Dès lors, il apparaît que cette décision tranche partiellement le fond du litige sur l’obligation à garantie de la société Axa France Iard ; elle devait dès lors faire l’objet d’un appel immédiat sans que celui-ci nécessite l’autorisation du premier président."
Cette décision a fait l’objet d’un pourvoi de la part de la société Axa France Iard (pourvoi n° 20-18.297) qui a été déclaré irrecevable par la 2ème chambre civile de la Cour de cassation dans un arrêt rendu le 4 novembre 2021.
En l’état de ces décisions, la société Axa France Iard n’est pas fondée à soutenir à nouveau que le jugement du 15 octobre 2019 – qu’elle qualifie d’ « avant dire droit » alors que le tribunal de grande instance de Nice l’a expressément qualifié de jugement « mixte » en retenant la reconnaissance de garantie de la compagnie d’assurances qui avait déjà réglé une partie de l’indemnisation au titre du sinistre en cause – n’était pas susceptible d’appel indépendamment du jugement rendu en ouverture du rapport d’expertise le 26 mars 2024 par le tribunal judiciaire de Nice sauf à solliciter l’autorisation préalable du premier président de la cour d’appel qui lui a, en l’espèce, été refusée.
Par suite, sa demande de nullité de l’acte de signification fondée sur le fait que cet acte ne mentionnait pas la nécessité de solliciter une telle autorisation préalable est dépourvue de tout fondement et sera donc rejetée.

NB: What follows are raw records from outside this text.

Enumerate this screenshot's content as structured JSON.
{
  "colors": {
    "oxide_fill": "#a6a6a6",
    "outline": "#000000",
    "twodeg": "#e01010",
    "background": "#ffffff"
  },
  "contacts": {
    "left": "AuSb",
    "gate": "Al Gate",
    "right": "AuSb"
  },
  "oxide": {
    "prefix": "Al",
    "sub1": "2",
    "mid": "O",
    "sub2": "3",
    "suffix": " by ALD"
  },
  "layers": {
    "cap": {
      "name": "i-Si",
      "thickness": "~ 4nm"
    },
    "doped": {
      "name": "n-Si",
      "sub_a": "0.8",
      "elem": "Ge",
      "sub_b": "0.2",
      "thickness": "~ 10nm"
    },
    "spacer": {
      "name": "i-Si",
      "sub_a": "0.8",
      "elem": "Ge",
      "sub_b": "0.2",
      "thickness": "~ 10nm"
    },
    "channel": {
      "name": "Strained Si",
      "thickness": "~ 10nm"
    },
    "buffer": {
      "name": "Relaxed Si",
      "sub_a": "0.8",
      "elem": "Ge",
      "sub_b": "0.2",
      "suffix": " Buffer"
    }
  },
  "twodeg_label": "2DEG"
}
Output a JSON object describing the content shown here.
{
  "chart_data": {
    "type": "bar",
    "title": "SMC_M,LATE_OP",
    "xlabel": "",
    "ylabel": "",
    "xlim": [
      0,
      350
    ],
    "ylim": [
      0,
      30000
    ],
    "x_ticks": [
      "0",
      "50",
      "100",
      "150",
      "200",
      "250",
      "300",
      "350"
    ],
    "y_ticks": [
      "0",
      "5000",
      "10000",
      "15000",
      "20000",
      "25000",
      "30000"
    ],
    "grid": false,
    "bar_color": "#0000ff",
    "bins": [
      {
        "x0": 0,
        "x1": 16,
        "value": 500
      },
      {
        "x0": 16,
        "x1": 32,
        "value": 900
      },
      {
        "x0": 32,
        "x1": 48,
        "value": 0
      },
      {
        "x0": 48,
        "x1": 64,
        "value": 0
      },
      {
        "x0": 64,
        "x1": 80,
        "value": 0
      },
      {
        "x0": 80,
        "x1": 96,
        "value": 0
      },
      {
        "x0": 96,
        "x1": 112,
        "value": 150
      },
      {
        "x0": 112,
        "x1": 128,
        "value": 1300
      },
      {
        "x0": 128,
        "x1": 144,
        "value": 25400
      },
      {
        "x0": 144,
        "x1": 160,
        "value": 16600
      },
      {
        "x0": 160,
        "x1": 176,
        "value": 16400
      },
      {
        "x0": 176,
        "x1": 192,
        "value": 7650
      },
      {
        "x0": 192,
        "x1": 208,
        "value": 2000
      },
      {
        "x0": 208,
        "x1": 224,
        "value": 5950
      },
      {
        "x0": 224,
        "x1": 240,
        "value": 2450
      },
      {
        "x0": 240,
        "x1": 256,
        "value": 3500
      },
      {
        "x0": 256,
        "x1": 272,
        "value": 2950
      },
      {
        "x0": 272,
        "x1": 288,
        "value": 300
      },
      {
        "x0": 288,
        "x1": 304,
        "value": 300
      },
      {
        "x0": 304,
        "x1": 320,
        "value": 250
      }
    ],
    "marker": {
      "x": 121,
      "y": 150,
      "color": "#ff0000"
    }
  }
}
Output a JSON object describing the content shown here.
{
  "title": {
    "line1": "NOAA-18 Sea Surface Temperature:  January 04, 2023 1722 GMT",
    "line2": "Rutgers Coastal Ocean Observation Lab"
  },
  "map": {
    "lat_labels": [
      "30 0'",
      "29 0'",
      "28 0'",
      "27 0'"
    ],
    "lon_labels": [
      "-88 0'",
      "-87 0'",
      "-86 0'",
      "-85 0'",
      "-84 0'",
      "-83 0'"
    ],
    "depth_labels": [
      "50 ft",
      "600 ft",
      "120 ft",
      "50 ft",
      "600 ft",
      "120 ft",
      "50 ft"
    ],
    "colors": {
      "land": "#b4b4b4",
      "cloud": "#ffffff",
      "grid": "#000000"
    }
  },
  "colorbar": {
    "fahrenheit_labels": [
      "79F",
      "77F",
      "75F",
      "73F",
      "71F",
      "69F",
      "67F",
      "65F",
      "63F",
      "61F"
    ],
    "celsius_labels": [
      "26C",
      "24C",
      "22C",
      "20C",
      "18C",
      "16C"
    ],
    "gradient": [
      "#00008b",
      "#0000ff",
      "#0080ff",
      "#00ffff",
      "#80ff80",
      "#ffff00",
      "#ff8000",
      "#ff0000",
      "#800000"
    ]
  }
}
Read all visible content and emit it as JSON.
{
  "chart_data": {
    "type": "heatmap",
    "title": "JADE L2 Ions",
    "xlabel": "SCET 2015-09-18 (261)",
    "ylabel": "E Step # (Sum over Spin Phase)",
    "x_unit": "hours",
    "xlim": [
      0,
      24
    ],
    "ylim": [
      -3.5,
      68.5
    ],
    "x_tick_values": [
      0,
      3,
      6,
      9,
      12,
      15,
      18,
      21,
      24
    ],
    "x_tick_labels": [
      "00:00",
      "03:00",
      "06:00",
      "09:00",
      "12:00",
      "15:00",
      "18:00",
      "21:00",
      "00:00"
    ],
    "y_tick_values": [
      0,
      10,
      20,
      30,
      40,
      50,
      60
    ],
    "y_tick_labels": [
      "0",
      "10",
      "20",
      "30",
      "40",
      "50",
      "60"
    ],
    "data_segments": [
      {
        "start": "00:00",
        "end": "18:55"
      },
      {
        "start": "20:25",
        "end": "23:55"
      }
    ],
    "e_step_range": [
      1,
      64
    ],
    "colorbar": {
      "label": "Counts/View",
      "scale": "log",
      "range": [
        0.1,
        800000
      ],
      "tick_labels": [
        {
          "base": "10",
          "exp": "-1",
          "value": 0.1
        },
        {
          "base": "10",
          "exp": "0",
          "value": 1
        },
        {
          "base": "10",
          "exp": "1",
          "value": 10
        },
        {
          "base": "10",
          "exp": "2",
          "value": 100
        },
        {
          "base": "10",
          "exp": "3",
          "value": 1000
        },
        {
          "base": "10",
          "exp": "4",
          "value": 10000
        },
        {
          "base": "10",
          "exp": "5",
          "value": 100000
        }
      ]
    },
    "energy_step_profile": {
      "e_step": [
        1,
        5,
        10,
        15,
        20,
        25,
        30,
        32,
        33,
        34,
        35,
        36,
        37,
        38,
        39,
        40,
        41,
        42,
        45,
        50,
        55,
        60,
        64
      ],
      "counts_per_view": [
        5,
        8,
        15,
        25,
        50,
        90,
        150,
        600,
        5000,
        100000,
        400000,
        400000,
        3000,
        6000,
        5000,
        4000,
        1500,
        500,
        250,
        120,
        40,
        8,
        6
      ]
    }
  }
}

Il s’en infère également que l’appel régularisé le 22 avril 2024 à l’encontre du jugement mixte rendu le 15 octobre 2019 et signifié le 29 octobre 2019 par un acte rappelant à juste titre le délai d’un mois pour former ce recours, est tardif et donc irrecevable.
S’agissant par ailleurs de la question de la caducité de la déclaration d’appel suite à l’avis notifié par le greffe aux parties le 19 juillet 2024, il convient d’observer que le syndicat des copropriétaires du [Adresse 2] avait constitué maître Roselyne Simon-Thibaud en qualité d’avocat le 7 mai 2024 suite à quoi maître Pierre-Yves Imperatore lui a notifié la déclaration d’appel, et que la SCI [Adresse 2] a constitué maitre Vincent Ehrenfeld le 22 juillet 2024, suite à quoi maître Pierre-Yves Imperatore lui a notifié la déclaration d’appel et ses premières conclusions datées du même jour.
Il n’y a donc pas lieu de prononcer cette caducité.
La société Axa France Iard qui a initié la présente procédure d’incident et dont la déclaration d’appel est partiellement irrecevable sera condamnée aux dépens de l’incident ainsi qu’à payer au syndicat des copropriétaires du [Adresse 2] une indemnité au titre des frais irrépétibles exposés.
PAR CES MOTIFS
— Rejetons la demande de nullité de l’acte du 29 octobre 2019 portant signification du jugement rendu le 15 octobre 2019 par le tribunal de grande instance de Nice, présentée par la société Axa France Iard ;
— Déclarons irrecevable comme tardif l’appel formé le 22 avril 2024 par la société Axa France Iard à l’encontre du jugement mixte rendu le 15 octobre 2019 par le tribunal de grande instance de Nice, régulièrement signifié le 29 octobre 2019 ;
— Disons n’y avoir lieu à caducité de la déclaration d’appel en ce qu’elle vise le jugement rendu le 26 mars 2024 par le tribunal judiciaire de Nice ;
— Condamnons la société Axa France Iard à payer au syndicat des copropriétaires du [Adresse 2] une indemnité de 2 000 euros sur le fondement de l’article 700 du code de procédure civile ;
— Condamnons la société Axa France Iard aux dépens de l’incident.